Удар в голову. Шляхтич парирует. Пан сразу же производит выпад в попытке достать Глеба справа, однако резкая боль в ноге заставляет Михалевского пошатнуться. Глеб наносит сильнейший удар в направлении шеи. Капитан использовал еще одно свое преимущество в силе, удар был сильным и почти продавил защиту поляка. Вацлав пошатнулся и получил удар ногой в колено, еще один удар саблей в плечо, который поляку удалось парировать, а вот сразу следующий за ним удар локтем в голову пропускает.

— А добрый мастер попался, — сказал Глеб, сгибаясь, чтобы забрать у лежавшего в «отключке» шляхтича саблю.

Далеко не все зрители поединка заметили и поняли, что Вацлав был действительно мастером сабельного боя. Непрофессионалу не было видно все то, что Вацлав не позволил сделать Глебу. А ведь мастерство часто заключается в том, чтобы лишить противника маневра, не дать ему делать то, что привычно. И оба мастера не дали друг другу сделать многое.
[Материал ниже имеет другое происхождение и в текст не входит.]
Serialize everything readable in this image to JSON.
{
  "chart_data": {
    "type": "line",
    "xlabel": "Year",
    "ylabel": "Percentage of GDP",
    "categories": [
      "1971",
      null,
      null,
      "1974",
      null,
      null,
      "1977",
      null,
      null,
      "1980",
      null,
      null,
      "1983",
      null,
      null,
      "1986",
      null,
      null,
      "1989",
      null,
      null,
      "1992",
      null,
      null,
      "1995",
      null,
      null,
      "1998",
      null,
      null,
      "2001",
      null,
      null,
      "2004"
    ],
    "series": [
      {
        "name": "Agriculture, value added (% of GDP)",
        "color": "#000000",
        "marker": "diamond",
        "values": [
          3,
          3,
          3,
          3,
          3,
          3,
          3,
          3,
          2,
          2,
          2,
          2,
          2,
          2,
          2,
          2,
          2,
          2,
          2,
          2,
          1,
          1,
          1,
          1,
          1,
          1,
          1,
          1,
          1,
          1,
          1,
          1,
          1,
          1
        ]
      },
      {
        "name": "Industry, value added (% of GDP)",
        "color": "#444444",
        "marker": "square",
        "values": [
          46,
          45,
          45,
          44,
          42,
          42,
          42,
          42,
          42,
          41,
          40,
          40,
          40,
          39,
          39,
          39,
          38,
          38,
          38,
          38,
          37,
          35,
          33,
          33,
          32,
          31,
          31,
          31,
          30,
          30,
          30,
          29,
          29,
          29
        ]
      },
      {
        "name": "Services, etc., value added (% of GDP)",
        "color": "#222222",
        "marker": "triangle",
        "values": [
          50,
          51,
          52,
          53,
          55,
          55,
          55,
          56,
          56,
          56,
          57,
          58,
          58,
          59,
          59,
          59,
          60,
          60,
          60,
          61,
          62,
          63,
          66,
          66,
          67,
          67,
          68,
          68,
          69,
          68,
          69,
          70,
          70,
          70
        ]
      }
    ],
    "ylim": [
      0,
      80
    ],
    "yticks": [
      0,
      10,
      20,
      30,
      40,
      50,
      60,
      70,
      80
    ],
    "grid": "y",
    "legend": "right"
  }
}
Вот только Глеб умеет и видит больше, чем классический сабельный бой.

Михалевский — один из тех, кто являлся столпом Речи Посполитой, шляхтич с понятием чести, мастер клинка, сильный духом человек — он вновь оказался в плену и вновь в самом начале войны. Кто знает, может судьба его не бьет, а бережет?

*………….*…………*

Рига

27 апреля 1609 года.

Скопин-Шуйский нервничал, долго пришлось идти к Риге, можно было прибыть к этому городу на два дня раньше. Но нервничал командующий не так, чтобы злобно, он ощущал, скорее, досаду. Как же тормозили все войско осадные пушки! В какой-то момент головной воевода уже хотел оставить крупные калибры и рвануть в сторону Риги, однако, противник не так, чтобы и дремал.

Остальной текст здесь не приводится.